The political concept of the nation took shape not out of any cultural or group matrix but out of the ideas and events that created the new states of post-Reformation Western Europe. It came out of the social transformations and political revolutions in England, America and France. This was essentially the great shift of power from the kings to the newly rising bourgeois class. The guiding ideas were Social Contract and General Will and Democracy in the tradition usually ascribed in its beginning to Rousseau. The evolution of the "nation" that grew out of these ideas moved, not like Herder's, from the cultural to the political, but from the political to the cultural. The rise of the bourgeoisie, the development of modern capitalism, the Industrial Revolution, the establishment of new systems of government based on popular sovereignty, all created their own new cultures in the "nations" that came into being in this process. Where this happened, "nationality" came most generally to mean, especially in official usage, passport-holding citizenship in the state regardless of the individual's country of birth or origin. But it also became the symbol of a new cultural identity which in some degree displaced or at least shared place with any older ancestral cultural legacy an individual might also have. Such were the degrees of relative assimilation of different peoples that took place in Britain and France and other European countries, but most especially in America. The stamp of a uniquely new Americanness became visible on all immigrant groups, especially as they moved into their second and third generations, becoming much deeper and more strongly marked without ever quite effacing the older imprints of remoter cultural origins.

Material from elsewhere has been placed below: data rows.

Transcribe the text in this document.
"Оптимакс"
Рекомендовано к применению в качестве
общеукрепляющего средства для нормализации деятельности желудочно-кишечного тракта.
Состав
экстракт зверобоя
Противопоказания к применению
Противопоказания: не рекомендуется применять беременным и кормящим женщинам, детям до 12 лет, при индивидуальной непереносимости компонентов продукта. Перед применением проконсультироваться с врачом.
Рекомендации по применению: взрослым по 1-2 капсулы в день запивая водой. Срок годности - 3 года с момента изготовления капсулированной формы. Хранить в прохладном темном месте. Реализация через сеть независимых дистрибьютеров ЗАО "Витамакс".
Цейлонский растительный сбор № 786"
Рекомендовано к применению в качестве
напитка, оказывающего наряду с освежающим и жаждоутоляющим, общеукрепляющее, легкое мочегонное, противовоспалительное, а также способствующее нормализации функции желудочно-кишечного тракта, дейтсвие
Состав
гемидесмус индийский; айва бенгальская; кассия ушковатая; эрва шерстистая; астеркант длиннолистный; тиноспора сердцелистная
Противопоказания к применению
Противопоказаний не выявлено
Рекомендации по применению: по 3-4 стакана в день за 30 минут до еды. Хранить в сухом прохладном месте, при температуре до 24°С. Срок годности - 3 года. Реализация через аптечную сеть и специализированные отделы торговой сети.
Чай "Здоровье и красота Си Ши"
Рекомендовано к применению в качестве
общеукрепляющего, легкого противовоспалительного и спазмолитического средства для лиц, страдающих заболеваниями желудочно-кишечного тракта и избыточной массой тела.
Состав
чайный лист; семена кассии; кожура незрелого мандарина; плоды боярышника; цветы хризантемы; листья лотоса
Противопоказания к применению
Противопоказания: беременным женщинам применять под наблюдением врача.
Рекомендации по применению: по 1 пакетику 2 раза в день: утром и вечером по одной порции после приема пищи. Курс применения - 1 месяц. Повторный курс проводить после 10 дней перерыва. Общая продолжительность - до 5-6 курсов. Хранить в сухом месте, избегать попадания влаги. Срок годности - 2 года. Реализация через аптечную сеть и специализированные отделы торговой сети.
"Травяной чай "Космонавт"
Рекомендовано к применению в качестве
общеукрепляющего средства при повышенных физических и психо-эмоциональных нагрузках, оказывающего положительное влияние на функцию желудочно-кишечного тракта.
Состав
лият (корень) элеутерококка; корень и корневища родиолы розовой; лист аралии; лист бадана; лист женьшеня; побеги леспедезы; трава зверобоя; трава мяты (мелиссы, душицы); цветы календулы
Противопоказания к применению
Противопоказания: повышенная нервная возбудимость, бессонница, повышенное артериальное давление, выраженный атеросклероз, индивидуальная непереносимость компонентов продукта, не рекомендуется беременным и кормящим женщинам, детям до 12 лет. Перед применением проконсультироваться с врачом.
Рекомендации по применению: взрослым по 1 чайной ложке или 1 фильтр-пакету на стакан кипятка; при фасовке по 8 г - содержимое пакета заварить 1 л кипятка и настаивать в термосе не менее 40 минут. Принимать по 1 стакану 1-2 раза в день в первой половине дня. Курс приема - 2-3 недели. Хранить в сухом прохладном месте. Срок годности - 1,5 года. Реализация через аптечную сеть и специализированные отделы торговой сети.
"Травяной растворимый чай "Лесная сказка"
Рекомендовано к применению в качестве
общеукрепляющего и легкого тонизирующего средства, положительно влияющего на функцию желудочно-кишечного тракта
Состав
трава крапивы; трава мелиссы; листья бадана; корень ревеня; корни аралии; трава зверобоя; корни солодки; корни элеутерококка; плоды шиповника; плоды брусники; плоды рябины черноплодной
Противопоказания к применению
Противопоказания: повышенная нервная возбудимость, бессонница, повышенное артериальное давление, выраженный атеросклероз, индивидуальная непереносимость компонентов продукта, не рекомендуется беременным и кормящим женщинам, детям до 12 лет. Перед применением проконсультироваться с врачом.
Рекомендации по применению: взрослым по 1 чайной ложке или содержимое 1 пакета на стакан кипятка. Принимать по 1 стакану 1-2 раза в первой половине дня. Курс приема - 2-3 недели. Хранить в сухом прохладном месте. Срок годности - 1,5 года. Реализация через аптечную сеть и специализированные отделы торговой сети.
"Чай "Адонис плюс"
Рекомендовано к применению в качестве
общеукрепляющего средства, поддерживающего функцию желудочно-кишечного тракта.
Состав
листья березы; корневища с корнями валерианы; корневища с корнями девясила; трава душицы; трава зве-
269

In eastern Europe and beyond, on the other hand, "nationality" remained the term applied to particular communal groups whose cultural features were their own but whose political status was fixed by the places they held in some larger imperial power system, as under the Habsburgs, Romanovs and the Ottoman rulers. These groups were defined by region, by language, and in the Ottoman empire especially, by religion. No Jew in Poland was ever a "Pole" by nationality, no Ukrainian or Georgian or Tatar or German in Russia a "Russian," no Greek or Bulgarian or Syrian or Kurd in old Turkey a "Turk." In the Ottoman empire, separate groups enjoyed separate local rule under the "millet system"-millet coming from the Arabic millah, meaning religious community. Under this system each group had a large measure of jurisdiction over its own purely internal civil affairs, usually as defined by its religious code and administered by its religious leaders. Out of these separate enclaves eventually came the various nationalisms that split the crumbling old empire and formed the new states that were carved out of it. The millet system that existed in old Palestine under Turkish rule was maintained through the decades of the British mandate and provided the framework in which the Zionists were able to organize and maintain themselves as the national force that finally established its own power in Israel. The millet structure was carried over essentially untouched into the new state, which is in all respects a modern democratic state except that all matters touching on the civil status of its citizens-birth, death, marriage, divorce, recognition as "Jews"-remain under the effective control of an archaic religious establishment much as they did in Ottoman times, only subject now to occasional contention in the secular courts set up by the new state.

III

In older times in much of the world, nationality and religion were commonly fused in the society, in the single body of the divine or divinely ordained ruler or in some other form of entwined religious and temporal power. Such was the case too in Europe until the Reformation. The creation of the modern European "nation" as we know it now began with the noble princes of the land taking over from the holy princes of the Church and proceeded with the bourgeois princes of wealth taking over from the noble princes of the land. The newly risen bourgeois class created governments based, in theory at least, on the sovereignty of the people. The power and the glory passed from God's Chosen Church to God's Chosen Kings to God's Chosen People.3

In his discussion of the transfer of the "religious sense" from religion to nation, Hayes noted that like declining Rome where "pagan skepticism" among the elite led to the popular deification of the emperors, eighteenth-century Europe, amid similar elite skepticism about all religion, witnessed the elevation of the "nation" as the "central object of worship." In revolutionary France this was most ardently and explicitly done. Altars to the fatherland were erected everywhere bearing the words: "The citizen is born, lives, and dies for La Patrie." The new regime instituted civic excommunication, civic baptism, civic marriage. It dedicated hymns, prayers, feasts to the new national deity. In modified and adapted forms this became the style of all the new European nationalisms. The believers in the Age of Reason who founded the American Republic believed in the higher calling, ideals and mission of their new nation: the new American "civic religion."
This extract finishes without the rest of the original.